Além disso, o plano inclui a inovação em produtos e portfólio, buscando diversificar a oferta e tornar os preços mais acessíveis. Uma comunicação que una prazer e benefícios reais também é uma prioridade, combinando atributos de saúde com sabor.
O estudo também enfatiza a necessidade de uma identidade visual forte e um marketing aspiracional, capazes de transmitir um sentimento de desejo, status e modernidade. Aumentar a visibilidade em pontos de venda, nos canais digitais e em eventos culturais é fundamental para evitar que as carnes vegetais sejam vistas apenas como produtos de nicho.

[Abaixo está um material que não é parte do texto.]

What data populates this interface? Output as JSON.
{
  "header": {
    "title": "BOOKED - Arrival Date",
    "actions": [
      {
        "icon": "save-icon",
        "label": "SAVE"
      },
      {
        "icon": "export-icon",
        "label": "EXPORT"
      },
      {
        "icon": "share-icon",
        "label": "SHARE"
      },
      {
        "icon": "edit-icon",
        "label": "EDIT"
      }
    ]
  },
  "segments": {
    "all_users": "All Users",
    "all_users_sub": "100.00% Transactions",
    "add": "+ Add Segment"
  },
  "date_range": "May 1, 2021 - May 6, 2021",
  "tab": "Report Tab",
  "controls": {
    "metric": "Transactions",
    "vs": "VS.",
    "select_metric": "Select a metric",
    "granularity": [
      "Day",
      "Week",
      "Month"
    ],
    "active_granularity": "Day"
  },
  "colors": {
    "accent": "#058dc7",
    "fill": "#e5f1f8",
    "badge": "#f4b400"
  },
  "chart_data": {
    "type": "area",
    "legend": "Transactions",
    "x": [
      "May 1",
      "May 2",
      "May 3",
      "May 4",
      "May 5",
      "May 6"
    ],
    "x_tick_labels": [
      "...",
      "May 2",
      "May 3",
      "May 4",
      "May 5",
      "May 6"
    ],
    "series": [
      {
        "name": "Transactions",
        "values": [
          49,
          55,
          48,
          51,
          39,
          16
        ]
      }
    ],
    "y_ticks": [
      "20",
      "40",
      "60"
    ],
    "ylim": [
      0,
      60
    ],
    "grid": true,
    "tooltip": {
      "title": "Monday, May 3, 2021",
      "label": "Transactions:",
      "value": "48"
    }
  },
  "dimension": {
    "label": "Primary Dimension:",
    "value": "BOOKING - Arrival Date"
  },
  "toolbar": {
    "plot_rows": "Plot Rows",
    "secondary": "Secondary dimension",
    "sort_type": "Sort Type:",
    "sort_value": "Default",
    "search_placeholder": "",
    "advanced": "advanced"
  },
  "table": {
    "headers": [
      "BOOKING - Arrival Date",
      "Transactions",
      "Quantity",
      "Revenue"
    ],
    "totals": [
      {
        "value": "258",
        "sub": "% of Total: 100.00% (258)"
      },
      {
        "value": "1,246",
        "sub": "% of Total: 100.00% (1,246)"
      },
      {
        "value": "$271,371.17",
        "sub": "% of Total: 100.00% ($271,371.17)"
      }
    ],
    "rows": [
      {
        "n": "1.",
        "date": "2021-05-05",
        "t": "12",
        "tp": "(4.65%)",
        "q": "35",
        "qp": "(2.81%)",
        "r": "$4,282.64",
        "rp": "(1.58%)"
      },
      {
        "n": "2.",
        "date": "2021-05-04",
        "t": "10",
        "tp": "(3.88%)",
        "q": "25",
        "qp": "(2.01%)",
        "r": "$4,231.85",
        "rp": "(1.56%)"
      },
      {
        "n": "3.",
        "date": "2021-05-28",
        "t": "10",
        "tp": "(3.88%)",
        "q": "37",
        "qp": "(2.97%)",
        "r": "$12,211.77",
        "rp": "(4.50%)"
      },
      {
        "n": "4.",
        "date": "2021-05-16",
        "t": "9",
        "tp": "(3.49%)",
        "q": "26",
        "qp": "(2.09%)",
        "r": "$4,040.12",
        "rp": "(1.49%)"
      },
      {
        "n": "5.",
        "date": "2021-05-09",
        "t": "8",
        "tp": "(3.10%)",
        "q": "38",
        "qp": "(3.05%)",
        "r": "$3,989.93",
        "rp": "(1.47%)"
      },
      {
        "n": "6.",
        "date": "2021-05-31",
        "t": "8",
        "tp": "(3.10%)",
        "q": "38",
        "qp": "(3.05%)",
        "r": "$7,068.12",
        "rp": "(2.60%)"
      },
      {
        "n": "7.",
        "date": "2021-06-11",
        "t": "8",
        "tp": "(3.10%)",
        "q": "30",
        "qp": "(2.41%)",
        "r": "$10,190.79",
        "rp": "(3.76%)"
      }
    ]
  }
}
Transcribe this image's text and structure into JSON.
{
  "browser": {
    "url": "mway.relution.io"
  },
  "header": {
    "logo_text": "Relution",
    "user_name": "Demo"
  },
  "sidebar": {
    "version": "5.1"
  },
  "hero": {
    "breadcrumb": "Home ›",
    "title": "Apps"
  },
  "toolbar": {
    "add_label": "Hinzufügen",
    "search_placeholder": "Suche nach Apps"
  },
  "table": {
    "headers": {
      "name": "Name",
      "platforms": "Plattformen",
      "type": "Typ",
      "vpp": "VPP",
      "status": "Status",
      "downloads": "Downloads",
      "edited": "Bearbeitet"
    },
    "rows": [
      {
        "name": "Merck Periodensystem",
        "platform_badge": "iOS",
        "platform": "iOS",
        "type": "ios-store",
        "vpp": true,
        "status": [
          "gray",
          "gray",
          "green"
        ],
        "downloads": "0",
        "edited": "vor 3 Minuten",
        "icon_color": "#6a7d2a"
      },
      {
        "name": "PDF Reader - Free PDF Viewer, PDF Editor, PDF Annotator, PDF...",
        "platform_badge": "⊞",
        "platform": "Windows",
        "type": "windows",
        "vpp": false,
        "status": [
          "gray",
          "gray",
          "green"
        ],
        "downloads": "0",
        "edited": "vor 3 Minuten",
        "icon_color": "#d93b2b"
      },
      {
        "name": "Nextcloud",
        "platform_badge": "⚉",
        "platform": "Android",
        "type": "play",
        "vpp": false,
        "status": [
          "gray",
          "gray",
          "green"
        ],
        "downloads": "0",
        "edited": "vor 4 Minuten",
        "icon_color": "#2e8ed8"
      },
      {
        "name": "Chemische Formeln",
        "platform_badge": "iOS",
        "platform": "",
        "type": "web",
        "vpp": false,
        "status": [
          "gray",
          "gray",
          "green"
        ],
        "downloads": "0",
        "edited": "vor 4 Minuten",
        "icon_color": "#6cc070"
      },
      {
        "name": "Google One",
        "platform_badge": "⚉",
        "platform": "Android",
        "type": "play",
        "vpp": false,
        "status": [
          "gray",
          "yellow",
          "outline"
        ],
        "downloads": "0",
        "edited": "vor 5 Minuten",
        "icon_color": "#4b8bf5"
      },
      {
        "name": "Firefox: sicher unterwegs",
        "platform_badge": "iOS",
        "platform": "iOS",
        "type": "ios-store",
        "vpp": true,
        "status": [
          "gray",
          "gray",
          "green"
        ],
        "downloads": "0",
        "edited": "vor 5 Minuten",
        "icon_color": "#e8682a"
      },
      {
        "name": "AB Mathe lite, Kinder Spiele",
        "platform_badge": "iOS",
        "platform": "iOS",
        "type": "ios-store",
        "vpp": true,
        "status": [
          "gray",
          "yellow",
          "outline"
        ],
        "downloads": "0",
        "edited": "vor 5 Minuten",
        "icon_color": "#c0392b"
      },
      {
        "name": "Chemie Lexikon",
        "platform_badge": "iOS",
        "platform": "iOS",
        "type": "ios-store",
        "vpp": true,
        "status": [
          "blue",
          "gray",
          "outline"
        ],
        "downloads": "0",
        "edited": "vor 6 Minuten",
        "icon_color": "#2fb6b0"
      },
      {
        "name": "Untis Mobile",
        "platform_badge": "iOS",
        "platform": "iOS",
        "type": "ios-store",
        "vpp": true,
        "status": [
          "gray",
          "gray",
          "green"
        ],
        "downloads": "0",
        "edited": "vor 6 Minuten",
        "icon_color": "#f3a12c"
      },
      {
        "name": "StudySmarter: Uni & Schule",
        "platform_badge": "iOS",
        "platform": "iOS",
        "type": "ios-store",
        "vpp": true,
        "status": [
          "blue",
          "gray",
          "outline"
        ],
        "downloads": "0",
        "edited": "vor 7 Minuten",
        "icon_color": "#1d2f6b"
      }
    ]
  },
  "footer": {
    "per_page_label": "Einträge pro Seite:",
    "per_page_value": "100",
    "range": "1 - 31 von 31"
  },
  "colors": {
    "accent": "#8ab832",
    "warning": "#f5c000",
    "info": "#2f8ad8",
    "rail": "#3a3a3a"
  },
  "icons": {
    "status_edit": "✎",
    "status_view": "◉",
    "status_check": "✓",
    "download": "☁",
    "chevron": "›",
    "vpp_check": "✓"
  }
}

Construindo um Ecossistema de Apoio
O plano proposto inclui a criação de um ecossistema de suporte e políticas públicas para incentivar investimentos em pesquisa, inovação e produção local. Essas bases são essenciais para o desenvolvimento sustentável do setor.
O GFI Brasil tem utilizado esse estudo como uma ferramenta estratégica para dialogar com o mercado, realizando apresentações para empresas do setor alimentar. Essas discussões aprofundadas permitem que cada companhia adapte os aprendizados à sua realidade específica. Lupetti finaliza ressaltando que, para que esse segmento avance, os benefícios precisam dialogar com o cotidiano, captar as expectativas concretas dos consumidores e abordar desejos sociais em ascensão.